It is critically important for many applications in chemistry to develop methods for accurate calculations of chemical reaction rates. For reactions occurring at sufficiently high temperatures and involving heavy atoms, classical molecular dynamics can be used to obtain accurate rate constants. At low temperatures, particularly for reactions involving the motion of light atoms, classical dynamics methods fail since quantum mechanical (QM) effects (such as zero point energy, tunneling and quantum coherence) become critically important. However, it is still impossible to solve the quantum reactive scattering problem for more than a few atoms. During the last two decades, a number of approximate quantum mechanical methods, which avoid the complications of the fully quantum mechanical formulation, have been proposed. One of such approximate methods - the ring polymer molecular dynamics (RPMD) rate theory - was recently developed at Oxford University (2009-2011) and MIT(2012-present). It has been shown that the well-known isomorphism between the quantum statistical mechanics of distinguishable particles and the classical statistical mechanics of harmonic ring polymers can be used as an approximation to the exact quantum dynamics of the system. The resulting ring polymer molecular dynamics (RPMD) method has been applied to a number of simple systems.
In 2009-2011, we developed an efficient implementation of the ring polymer molecular dynamics (RPMD) method for calculating bimolecular chemical reaction rates, and illustrated it with applications to some benchmark chemical reactions.
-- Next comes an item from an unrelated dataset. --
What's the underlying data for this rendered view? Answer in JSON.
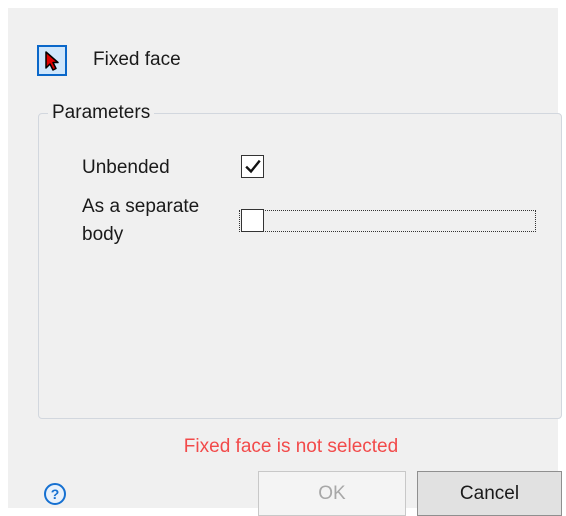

In 2012-2013, we showed that this methodology can be used for more complex polyatomic reactions in their full dimensionality, such as hydrogen abstraction reaction from methane, H + CH4→H2 + CH3, or from ethane, H + C2H6→H2 + C2H5. The results of our work confirm that RPMDrate is the most accurate and reliable code for evaluating thermal rate constants for complex chemical reactions which can be used in a wide range of temperatures.
RPMD rate coefficient is ...
Simple and fast to compute:
- RPMD is classical molecular dynamics in an extended phase space;
- computation time is proportional to the number of beads (Nb);
- convergence with respect to Nb is rapid, suggesting wide applicability for many reactions involving polyatomic molecules.
Independent of the choice of the transition state dividing surface s(q):
- a feature that is not shared by any transition-state theory method for which the proper choice of s(q) becomes more of an issue as the dimensionality of the reaction increases.
More accurate than all other approximate quantum mechanical rates:
- exact in the high-temperature limit;
- reliable at intermediate temperatures;
- captures perfectly the zero-point energy effect;
- more accurate than other methods in the deep quantum tunneling regime, within a factor of 2-3 of the exact QM results;
- also provides accurate estimates for reactions of barrierless type.
Provides systematic and consistent performance:
- Overestimates thermal rates for asymmetric reactions and underestimates them for symmetric reactions in the deep tunneling regime.
(Note: the zero-point energy effect along the reaction coordinate must be taken into account when assigning the reaction symmetry.)
RPMDrate is a free, open-source software package for using ring polymer molecular dynamics (RPMD) simulations to compute the bimolecular reaction rate coefficients.